-rick- wrote:
Short Wave Sportfishing wrote:
Chuck Gould wrote:
in the pilothouse to better facilitate night vision. The red or blue
portions of the spectrum will provide adequate visibility without
destroying the ability of the eye to see clearly after dark.
Interesting subject.
Red is a good, but only at low wavelengths - around 600 millimicrons.
At higher wavelengths, it is virtually the same as white light.
Better is blue/green (teal) around 525 millimicrons.

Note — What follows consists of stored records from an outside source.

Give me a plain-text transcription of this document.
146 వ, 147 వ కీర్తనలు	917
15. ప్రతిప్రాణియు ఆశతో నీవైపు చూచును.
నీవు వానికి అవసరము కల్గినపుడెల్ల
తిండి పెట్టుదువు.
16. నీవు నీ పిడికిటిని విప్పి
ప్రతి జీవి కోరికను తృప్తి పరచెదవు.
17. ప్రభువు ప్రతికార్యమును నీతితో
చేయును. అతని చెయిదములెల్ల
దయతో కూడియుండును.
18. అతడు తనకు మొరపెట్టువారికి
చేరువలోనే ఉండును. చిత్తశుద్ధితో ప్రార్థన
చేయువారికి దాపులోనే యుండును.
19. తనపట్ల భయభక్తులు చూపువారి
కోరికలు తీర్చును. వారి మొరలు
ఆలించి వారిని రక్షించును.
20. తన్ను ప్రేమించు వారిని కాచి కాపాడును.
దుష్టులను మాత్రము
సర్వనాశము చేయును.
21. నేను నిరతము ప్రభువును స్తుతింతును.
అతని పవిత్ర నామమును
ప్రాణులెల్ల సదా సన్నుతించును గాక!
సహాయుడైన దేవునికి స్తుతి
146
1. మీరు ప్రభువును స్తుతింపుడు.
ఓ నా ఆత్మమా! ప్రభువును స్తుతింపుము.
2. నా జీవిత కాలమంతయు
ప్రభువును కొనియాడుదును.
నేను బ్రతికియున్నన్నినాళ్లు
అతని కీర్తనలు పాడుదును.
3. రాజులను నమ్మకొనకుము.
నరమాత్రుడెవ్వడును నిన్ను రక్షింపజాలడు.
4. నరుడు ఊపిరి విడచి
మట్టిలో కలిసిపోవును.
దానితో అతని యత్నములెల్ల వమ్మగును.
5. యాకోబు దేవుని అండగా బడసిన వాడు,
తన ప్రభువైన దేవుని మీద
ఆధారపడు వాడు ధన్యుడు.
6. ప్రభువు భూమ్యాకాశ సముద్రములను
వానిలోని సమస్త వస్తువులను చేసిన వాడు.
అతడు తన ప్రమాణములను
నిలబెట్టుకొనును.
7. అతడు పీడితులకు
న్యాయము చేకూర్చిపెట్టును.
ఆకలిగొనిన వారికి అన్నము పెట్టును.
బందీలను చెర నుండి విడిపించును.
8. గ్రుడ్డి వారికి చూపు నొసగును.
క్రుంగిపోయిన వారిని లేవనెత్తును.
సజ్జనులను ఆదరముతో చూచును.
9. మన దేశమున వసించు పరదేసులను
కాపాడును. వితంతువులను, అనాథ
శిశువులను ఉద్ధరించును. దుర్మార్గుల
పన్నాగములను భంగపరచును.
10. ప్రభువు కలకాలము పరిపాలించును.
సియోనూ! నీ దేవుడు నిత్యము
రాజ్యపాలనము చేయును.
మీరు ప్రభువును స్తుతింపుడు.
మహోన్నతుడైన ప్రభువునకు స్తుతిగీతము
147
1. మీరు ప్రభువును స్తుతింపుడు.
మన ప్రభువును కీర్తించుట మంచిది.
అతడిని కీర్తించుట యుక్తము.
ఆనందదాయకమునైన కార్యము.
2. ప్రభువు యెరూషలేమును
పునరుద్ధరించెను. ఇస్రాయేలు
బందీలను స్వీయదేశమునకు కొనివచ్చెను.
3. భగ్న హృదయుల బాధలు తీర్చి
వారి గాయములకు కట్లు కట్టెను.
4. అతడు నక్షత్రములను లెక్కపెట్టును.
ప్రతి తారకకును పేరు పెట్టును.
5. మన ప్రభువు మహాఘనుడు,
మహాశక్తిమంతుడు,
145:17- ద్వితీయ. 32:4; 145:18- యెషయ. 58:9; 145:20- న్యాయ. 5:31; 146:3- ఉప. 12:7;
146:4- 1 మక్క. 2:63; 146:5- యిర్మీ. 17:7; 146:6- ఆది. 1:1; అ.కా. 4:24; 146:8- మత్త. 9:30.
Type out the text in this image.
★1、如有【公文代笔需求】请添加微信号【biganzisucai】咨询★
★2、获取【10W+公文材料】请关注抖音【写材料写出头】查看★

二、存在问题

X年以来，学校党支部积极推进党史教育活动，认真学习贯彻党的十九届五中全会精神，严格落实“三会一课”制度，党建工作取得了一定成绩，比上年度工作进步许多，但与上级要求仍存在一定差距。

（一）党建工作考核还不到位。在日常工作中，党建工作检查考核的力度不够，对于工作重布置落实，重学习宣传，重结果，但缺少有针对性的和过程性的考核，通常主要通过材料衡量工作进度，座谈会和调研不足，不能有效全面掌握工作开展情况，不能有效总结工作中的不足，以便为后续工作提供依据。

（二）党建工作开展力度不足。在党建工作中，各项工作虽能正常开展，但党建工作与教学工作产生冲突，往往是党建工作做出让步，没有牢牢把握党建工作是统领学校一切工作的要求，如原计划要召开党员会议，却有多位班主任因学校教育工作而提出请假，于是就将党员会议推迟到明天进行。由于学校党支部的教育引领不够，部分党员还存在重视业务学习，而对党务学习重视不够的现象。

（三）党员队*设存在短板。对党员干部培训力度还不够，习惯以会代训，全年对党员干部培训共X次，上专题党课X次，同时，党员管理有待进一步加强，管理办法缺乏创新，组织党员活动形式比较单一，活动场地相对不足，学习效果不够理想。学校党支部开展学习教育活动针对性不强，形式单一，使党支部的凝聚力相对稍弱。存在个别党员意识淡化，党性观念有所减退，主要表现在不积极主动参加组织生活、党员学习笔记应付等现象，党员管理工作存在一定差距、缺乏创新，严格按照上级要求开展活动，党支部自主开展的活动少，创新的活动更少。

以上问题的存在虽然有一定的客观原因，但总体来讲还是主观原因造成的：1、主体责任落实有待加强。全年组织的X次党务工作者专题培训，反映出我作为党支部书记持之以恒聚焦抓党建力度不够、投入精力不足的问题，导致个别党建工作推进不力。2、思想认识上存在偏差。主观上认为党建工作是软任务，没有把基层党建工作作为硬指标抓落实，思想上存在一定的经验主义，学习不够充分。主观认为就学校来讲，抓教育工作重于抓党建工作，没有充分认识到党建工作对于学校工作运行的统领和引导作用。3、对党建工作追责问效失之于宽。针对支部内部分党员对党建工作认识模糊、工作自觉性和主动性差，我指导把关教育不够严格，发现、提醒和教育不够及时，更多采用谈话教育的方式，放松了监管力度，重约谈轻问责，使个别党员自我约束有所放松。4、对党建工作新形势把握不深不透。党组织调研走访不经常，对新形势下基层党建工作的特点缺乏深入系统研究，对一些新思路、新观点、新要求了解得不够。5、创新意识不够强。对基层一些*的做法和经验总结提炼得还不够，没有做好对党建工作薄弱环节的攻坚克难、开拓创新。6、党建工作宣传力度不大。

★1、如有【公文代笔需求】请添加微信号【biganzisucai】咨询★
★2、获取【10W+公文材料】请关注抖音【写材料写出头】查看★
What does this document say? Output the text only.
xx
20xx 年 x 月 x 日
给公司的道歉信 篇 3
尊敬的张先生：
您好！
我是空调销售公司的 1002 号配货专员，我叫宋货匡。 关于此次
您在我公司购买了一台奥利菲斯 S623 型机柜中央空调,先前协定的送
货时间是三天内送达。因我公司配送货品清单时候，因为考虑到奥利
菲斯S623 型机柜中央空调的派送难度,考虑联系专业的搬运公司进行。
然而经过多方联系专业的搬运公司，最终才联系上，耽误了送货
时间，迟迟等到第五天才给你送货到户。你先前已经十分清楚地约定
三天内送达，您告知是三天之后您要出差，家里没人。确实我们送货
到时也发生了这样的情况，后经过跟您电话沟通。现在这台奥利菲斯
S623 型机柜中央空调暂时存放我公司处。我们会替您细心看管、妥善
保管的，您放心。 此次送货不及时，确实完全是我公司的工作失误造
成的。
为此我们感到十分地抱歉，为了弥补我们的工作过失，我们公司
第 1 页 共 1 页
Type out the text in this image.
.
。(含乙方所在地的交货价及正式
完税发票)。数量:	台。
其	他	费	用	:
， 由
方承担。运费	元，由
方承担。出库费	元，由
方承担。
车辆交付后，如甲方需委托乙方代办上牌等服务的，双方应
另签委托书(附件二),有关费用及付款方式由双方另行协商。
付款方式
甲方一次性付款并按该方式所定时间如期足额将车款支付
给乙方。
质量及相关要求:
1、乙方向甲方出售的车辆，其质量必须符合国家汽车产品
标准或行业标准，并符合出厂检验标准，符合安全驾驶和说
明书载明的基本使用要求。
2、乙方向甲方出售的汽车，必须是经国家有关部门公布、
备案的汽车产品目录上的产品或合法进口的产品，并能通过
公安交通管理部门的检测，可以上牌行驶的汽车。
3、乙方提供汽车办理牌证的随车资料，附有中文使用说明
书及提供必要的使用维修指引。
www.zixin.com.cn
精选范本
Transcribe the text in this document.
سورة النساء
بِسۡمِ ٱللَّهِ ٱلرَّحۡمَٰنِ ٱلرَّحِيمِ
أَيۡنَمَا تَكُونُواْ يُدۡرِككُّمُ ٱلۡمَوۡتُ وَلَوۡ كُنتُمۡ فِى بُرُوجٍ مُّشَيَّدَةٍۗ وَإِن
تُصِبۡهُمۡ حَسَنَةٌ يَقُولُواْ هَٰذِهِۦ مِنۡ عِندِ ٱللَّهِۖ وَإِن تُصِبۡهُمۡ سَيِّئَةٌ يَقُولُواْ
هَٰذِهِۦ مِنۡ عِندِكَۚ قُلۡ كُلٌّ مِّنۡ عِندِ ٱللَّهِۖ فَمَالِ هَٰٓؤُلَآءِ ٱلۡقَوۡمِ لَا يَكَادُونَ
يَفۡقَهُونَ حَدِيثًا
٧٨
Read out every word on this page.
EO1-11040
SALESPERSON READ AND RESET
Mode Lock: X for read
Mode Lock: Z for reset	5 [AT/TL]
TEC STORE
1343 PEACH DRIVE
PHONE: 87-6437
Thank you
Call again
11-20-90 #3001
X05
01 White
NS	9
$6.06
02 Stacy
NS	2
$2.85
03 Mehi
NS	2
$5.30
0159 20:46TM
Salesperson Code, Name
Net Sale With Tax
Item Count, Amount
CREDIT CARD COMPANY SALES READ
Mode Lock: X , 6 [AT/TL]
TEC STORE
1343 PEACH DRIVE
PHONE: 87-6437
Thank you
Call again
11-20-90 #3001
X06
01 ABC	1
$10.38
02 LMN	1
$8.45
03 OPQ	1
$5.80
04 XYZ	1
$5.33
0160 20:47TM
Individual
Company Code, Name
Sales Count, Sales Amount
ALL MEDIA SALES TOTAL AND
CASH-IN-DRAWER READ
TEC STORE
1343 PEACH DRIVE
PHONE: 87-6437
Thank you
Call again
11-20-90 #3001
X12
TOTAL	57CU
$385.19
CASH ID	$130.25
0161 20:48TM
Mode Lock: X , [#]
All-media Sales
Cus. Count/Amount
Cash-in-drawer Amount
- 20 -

I thought it was best to stay away from the peak response of the rod @
~500nm. That's why a longer wavelength red 600nm is good. 525nm is
almost at peak rod sensitivity. (?)
http://webvision.med.utah.edu/imageswv/spectra.jpeg
Not really. The thinking was that the molecule Rhodopsin (The G protein
involved with color vision (purple)) was not responsive to red
wavelengths and that red was naturally the best color for night vision.
As I understand it, and I'm willing to be proved wrong on this, higher
frequency red is not necessarily the best color because of that very
reason - you lose more far vision, depth perception change, color
perception with red than blue/green. The lower blue/green (ok, let's
just call it teal) can be used at higher intensity without damaging
depth perception, far vision and color sense.
That's why most instrument panels in cars and I believe aircraft, are
in the blue/green spectrum around 525 millimicrons.